THE ONTOLOGY OF EXPLAINING: CONDITIONS OF CONSTITUTION OF OBSERVING

Whenever we want to compel somebody else to do something according to our wishes, and we cannot or do not want to use brutal force, we offer what we claim is an objective rational argument. We do this under the implicit or explicit pretence that the other cannot refuse what our argument claims because its validity as such rests on its reference to the real. We also do so under the additional explicit or implicit claim that the real is universally and objectively valid because it is independent of what we do, and once it is indicated it cannot be denied. Indeed, we say that whoever does not yield to reason, that is, whoever does not yield to our rational arguments, is arbitrary, illogical or absurd, and we implicitly claim that we have a privileged access to the reality that makes our arguments objectively valid.
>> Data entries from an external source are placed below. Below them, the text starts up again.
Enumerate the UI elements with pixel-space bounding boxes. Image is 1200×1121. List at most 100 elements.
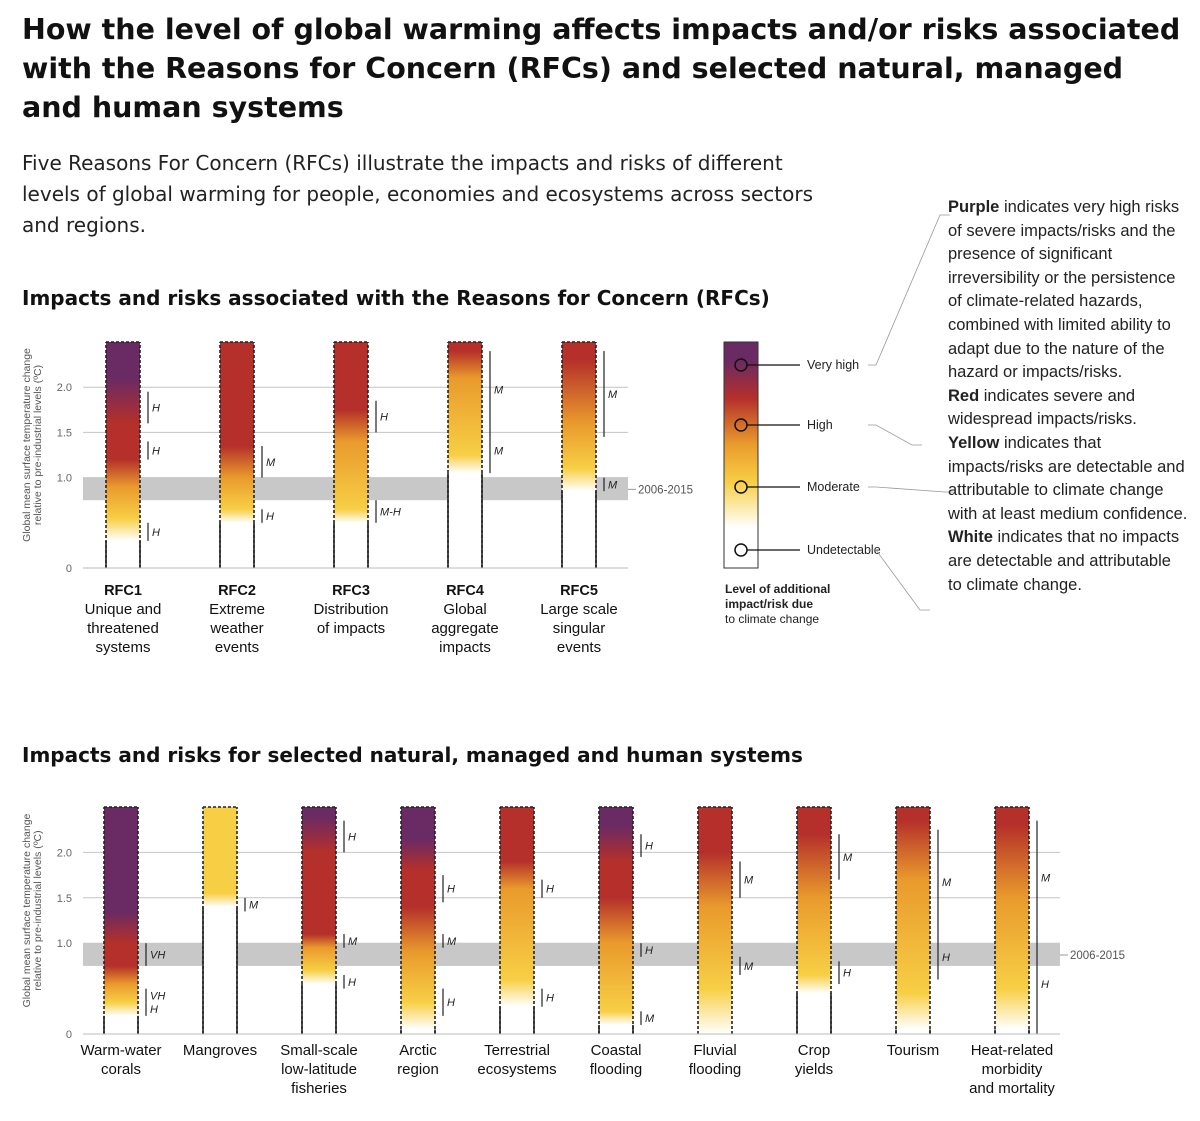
category-label: Arctic xyxy=(399,1042,437,1059)
legend-connector xyxy=(868,549,930,611)
risk-bar-fill xyxy=(448,342,482,568)
risk-bar-system-2: M xyxy=(202,806,259,1034)
risk-bar-system-1: H VH VH xyxy=(103,806,165,1034)
confidence-label: H xyxy=(942,952,950,964)
category-label: Tourism xyxy=(887,1042,940,1059)
confidence-label: H xyxy=(152,445,160,457)
category-label: Warm-water xyxy=(80,1042,161,1059)
risk-bar-system-5: HH xyxy=(499,806,554,1034)
confidence-label: M xyxy=(843,852,853,864)
legend-description: indicates very high risks of severe impa… xyxy=(948,198,1180,382)
category-label: threatened xyxy=(87,620,159,637)
y-tick-label: 0 xyxy=(66,563,72,575)
risk-bar-system-3: H M H xyxy=(301,806,358,1034)
y-tick-label: 1.0 xyxy=(57,473,72,485)
category-label: and mortality xyxy=(969,1080,1055,1097)
rfc-chart: 2006-2015 0 1.0 1.5 2.0 Global mean surface t… xyxy=(21,341,693,656)
confidence-label: H xyxy=(380,412,388,424)
legend-connector xyxy=(868,486,955,493)
legend-caption: Level of additional xyxy=(725,582,830,596)
category-label: Small-scale xyxy=(280,1042,358,1059)
category-label: low-latitude xyxy=(281,1061,357,1078)
risk-bar-fill xyxy=(500,807,534,1034)
risk-bar-fill xyxy=(599,807,633,1034)
category-label: systems xyxy=(95,639,150,656)
risk-level-legend: Very high High Moderate Undetectable Level o… xyxy=(723,214,955,626)
confidence-label: H xyxy=(152,403,160,415)
category-label: morbidity xyxy=(982,1061,1043,1078)
confidence-label: M xyxy=(608,479,618,491)
band-label: 2006-2015 xyxy=(638,484,693,496)
category-label: singular xyxy=(553,620,606,637)
risk-bar-fill xyxy=(302,807,336,1034)
legend-caption: impact/risk due xyxy=(725,597,813,611)
confidence-label: M xyxy=(744,875,754,887)
risk-bar-system-9: HM xyxy=(895,806,952,1034)
legend-term: Red xyxy=(948,386,980,405)
confidence-label: H xyxy=(150,1004,158,1016)
risk-bar-system-6: M H H xyxy=(598,806,655,1034)
category-label: yields xyxy=(795,1061,833,1078)
legend-note-item: Yellow indicates that impacts/risks are … xyxy=(948,432,1188,526)
confidence-label: VH xyxy=(150,990,165,1002)
confidence-label: H xyxy=(447,884,455,896)
y-axis-label: relative to pre-industrial levels (ºC) xyxy=(32,365,44,525)
y-axis-label: relative to pre-industrial levels (ºC) xyxy=(32,830,44,990)
confidence-label: M xyxy=(494,445,504,457)
category-label: fisheries xyxy=(291,1080,347,1097)
risk-bar-rfc4: MM xyxy=(447,341,504,568)
category-label: Heat-related xyxy=(971,1042,1054,1059)
category-label: Mangroves xyxy=(183,1042,257,1059)
category-code: RFC5 xyxy=(560,583,598,599)
confidence-label: M xyxy=(1041,872,1051,884)
confidence-label: H xyxy=(1041,979,1049,991)
confidence-label: M xyxy=(447,936,457,948)
category-label: Distribution xyxy=(313,601,388,618)
confidence-label: H xyxy=(645,945,653,957)
legend-description: indicates that impacts/risks are detecta… xyxy=(948,433,1188,523)
category-label: Extreme xyxy=(209,601,265,618)
category-code: RFC3 xyxy=(332,583,370,599)
confidence-label: H xyxy=(546,884,554,896)
y-tick-label: 0 xyxy=(66,1029,72,1041)
band-label: 2006-2015 xyxy=(1070,950,1125,962)
legend-level-label: Undetectable xyxy=(807,543,881,557)
category-label: region xyxy=(397,1061,439,1078)
y-tick-label: 2.0 xyxy=(57,382,72,394)
category-label: Coastal xyxy=(591,1042,642,1059)
confidence-label: H xyxy=(645,841,653,853)
y-axis-label: Global mean surface temperature change xyxy=(21,348,33,542)
legend-connector xyxy=(868,424,922,446)
risk-bar-fill xyxy=(401,807,435,1034)
category-label: events xyxy=(215,639,259,656)
risk-bar-fill xyxy=(203,807,237,1034)
category-label: aggregate xyxy=(431,620,499,637)
risk-bar-rfc1: H H H xyxy=(105,341,160,568)
legend-level-label: High xyxy=(807,418,833,432)
risk-bar-fill xyxy=(106,342,140,568)
category-label: Fluvial xyxy=(693,1042,736,1059)
legend-level-label: Moderate xyxy=(807,480,860,494)
risk-bar-fill xyxy=(698,807,732,1034)
systems-chart-title: Impacts and risks for selected natural, … xyxy=(22,743,803,767)
confidence-label: H xyxy=(546,993,554,1005)
legend-term: Yellow xyxy=(948,433,1000,452)
risk-bar-system-4: H M H xyxy=(400,806,457,1034)
risk-bar-fill xyxy=(220,342,254,568)
category-code: RFC1 xyxy=(104,583,142,599)
legend-gradient-bar xyxy=(723,341,759,569)
legend-note-item: Purple indicates very high risks of seve… xyxy=(948,196,1188,385)
legend-description: indicates that no impacts are detectable… xyxy=(948,528,1180,594)
confidence-label: H xyxy=(843,968,851,980)
category-label: Terrestrial xyxy=(484,1042,550,1059)
category-label: flooding xyxy=(689,1061,742,1078)
category-label: Global xyxy=(443,601,486,618)
confidence-label: M xyxy=(608,389,618,401)
confidence-label: M xyxy=(266,457,276,469)
confidence-label: M xyxy=(348,936,358,948)
risk-bar-fill xyxy=(896,807,930,1034)
confidence-label: M xyxy=(249,900,259,912)
y-axis-label: Global mean surface temperature change xyxy=(21,813,33,1007)
confidence-label: M-H xyxy=(380,507,401,519)
intro-text: Five Reasons For Concern (RFCs) illustra… xyxy=(22,151,814,237)
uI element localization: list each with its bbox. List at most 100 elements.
Moreover, we also implicitly or explicitly claim that it is this privileged access to the real that allows us to make our rational arguments. However, is this attitude about reason and the rational rationally valid? Can we in fact claim that it is its connection with reality that gives reason the compelling power that we claim it has or should have? Or, conversely, does reason give us a partial or total access to the real so that we can claim for reason the compelling and universal validity that we pretend it has when we attempt to force somebody else with a rational argument? Now, and in order to answer these questions, let us consider the operational foundations of rationality.